Live Games Have Evolving Performance
Running a live social game can be a lot like playing a game of Jenga; the more moves you make the higher the chance the whole thing may crash down. Earlier this year, noting an increase in user complaints, we realized that the web game I work was threatening to collapse.
Years ago, we had implemented a company standard performance tracking system. It generated an immense amount of logging, our numbers looked reasonable, and we had scarier fish to deal with, so we stopped monitoring performance closely. This was a huge mistake, and we had to act quickly to remedy it.
Once we took a deeper look into performance we were in for a rude awakening. Even though the game ran well for us in our development environment, it was actually running like a dog in the real world. The numbers we saw were significantly worse than expected.
Using profiling tools we discovered that while the game ran fine before our ‘sale’ page was displayed, it ran poorly any time after it was displayed.
The problem was actually two bugs combined with a user flow issue.
The first bug was that the sale page had been built in a horribly inefficient manner. The second bug was worse. Due to a flaw in our asset loader, we were never removing dialogs from memory after we closed them, so they just sat around using up resources.
And the user flow turned it from bad to terrible. When we run sales, one of the first things we do is show the sale page to the player, and since the bugs combined to negatively impact performance after the dialog was shown, we were effectively killing performance for the entire play session whenever we were running sales!

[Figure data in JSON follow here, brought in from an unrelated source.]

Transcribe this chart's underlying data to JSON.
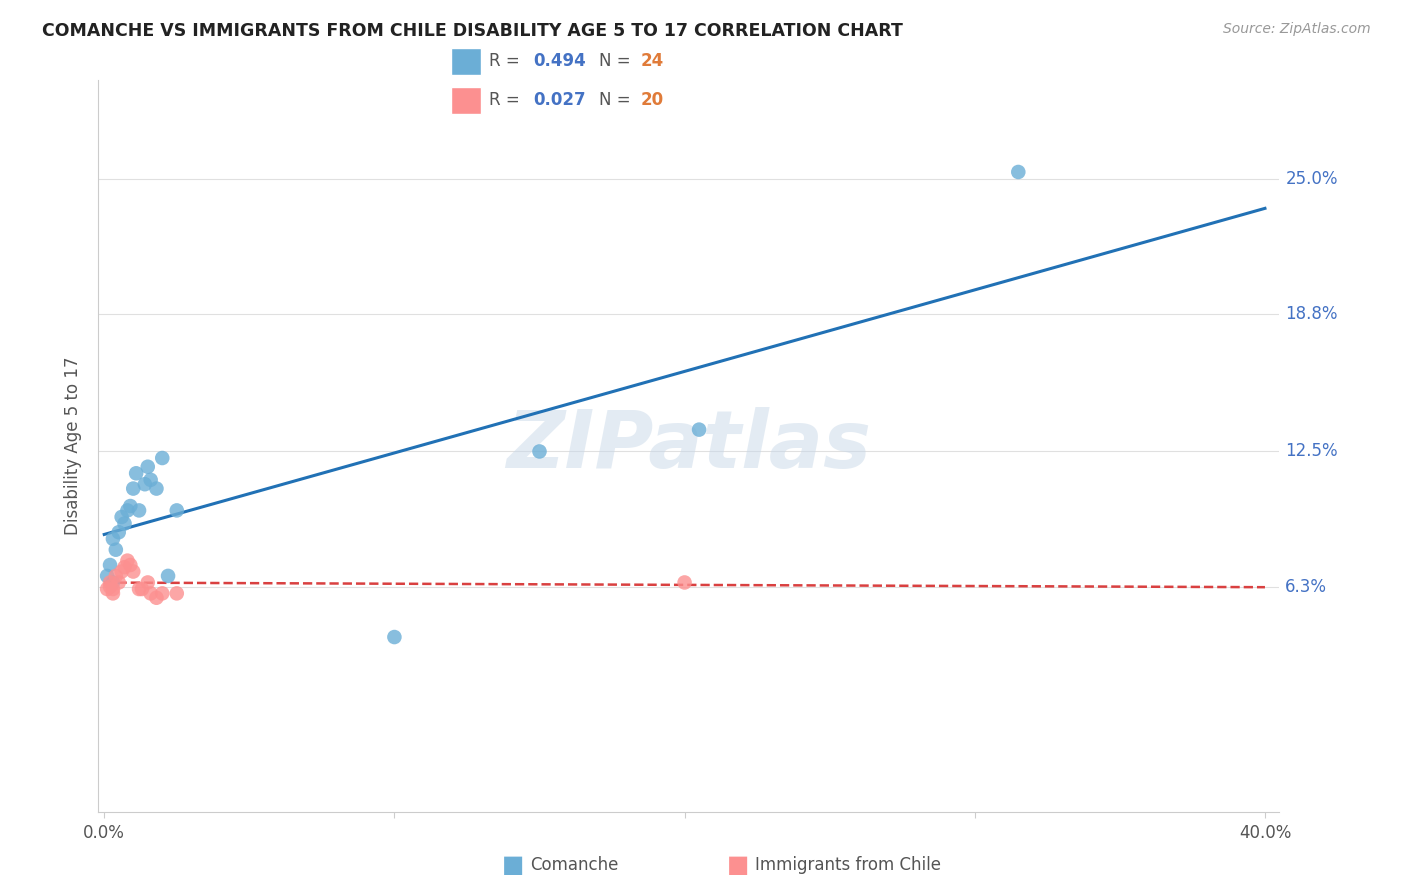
{
  "title": "COMANCHE VS IMMIGRANTS FROM CHILE DISABILITY AGE 5 TO 17 CORRELATION CHART",
  "source": "Source: ZipAtlas.com",
  "ylabel": "Disability Age 5 to 17",
  "ytick_labels": [
    "6.3%",
    "12.5%",
    "18.8%",
    "25.0%"
  ],
  "ytick_values": [
    0.063,
    0.125,
    0.188,
    0.25
  ],
  "xlim": [
    -0.002,
    0.405
  ],
  "ylim": [
    -0.04,
    0.295
  ],
  "watermark": "ZIPatlas",
  "R1": "0.494",
  "N1": "24",
  "R2": "0.027",
  "N2": "20",
  "series1_name": "Comanche",
  "series2_name": "Immigrants from Chile",
  "series1_color": "#6baed6",
  "series2_color": "#fc9090",
  "line1_color": "#2171b5",
  "line2_color": "#d94040",
  "grid_color": "#e0e0e0",
  "bg_color": "#ffffff",
  "title_color": "#222222",
  "source_color": "#999999",
  "rtick_color": "#4472c4",
  "N_color": "#e07b39",
  "comanche_x": [
    0.001,
    0.002,
    0.003,
    0.003,
    0.004,
    0.005,
    0.006,
    0.007,
    0.008,
    0.009,
    0.01,
    0.011,
    0.012,
    0.014,
    0.015,
    0.016,
    0.018,
    0.02,
    0.022,
    0.025,
    0.1,
    0.15,
    0.205,
    0.315
  ],
  "comanche_y": [
    0.068,
    0.073,
    0.065,
    0.085,
    0.08,
    0.088,
    0.095,
    0.092,
    0.098,
    0.1,
    0.108,
    0.115,
    0.098,
    0.11,
    0.118,
    0.112,
    0.108,
    0.122,
    0.068,
    0.098,
    0.04,
    0.125,
    0.135,
    0.253
  ],
  "chile_x": [
    0.001,
    0.002,
    0.002,
    0.003,
    0.003,
    0.004,
    0.005,
    0.006,
    0.007,
    0.008,
    0.009,
    0.01,
    0.012,
    0.013,
    0.015,
    0.016,
    0.018,
    0.02,
    0.025,
    0.2
  ],
  "chile_y": [
    0.062,
    0.063,
    0.065,
    0.06,
    0.062,
    0.068,
    0.065,
    0.07,
    0.072,
    0.075,
    0.073,
    0.07,
    0.062,
    0.062,
    0.065,
    0.06,
    0.058,
    0.06,
    0.06,
    0.065
  ]
}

Once we understood the problem it was not difficult to resolve. We fixed the loader issue, and optimized the sale page. But the longer term effect on our game is not from those code fixes, but the mental reset it gave us:
1) Performance is never a solved problem. I don’t care how great your game ran when you launched it. As you add features and update content, you will need to fix and refocus on performance.
2) Any Key Performance Indicator that isn’t actively monitored is degrading. Ok, maybe not always. But you have to assume they are unless you can actively prove they aren’t.
3) Automatic tracking and alert systems are essential. If you rely on manually verified numbers you will miss the moment that they shift.
4) It never makes sense until it does. Don’t dismiss data points that make no sense, but keep coming up. You might just be looking at them wrong.
Previous Performance Tracking Dashboard
Moving forward we have implemented much more thorough performance tracking, and fully intend to run them through the life of the product. As we gain confidence that we have achieved the performance we demand of our product we will turn the rate of logging down, but never off. These enhanced performance logs allow us to get a clearer picture of our players experiences by tracking the following:
1) Whole session average performance
2) Rolling 30 second average frame rate
3) Percentile breakdowns to identify outliers
4) Session time variance breakdowns to identify performance degradation over time
5) Game sub section specifics to identify troubled areas of the game
6) A/B performance comparison capability for new content roll outs
7) Various game state comparisons such as in or out of fullscreen mode
Updated Performance Tracking Dashboard
All these and more have been added to a performance dashboard that is displayed 24/7 on a monitor in our ops room. With every single feature release and content update we track the impact to player performance.
Your player’s experience is the lifeblood of your product, and you should treat it with the same level of caution that you do your personal finances. Check it regularly and assume it is broken unless you can actively prove otherwise.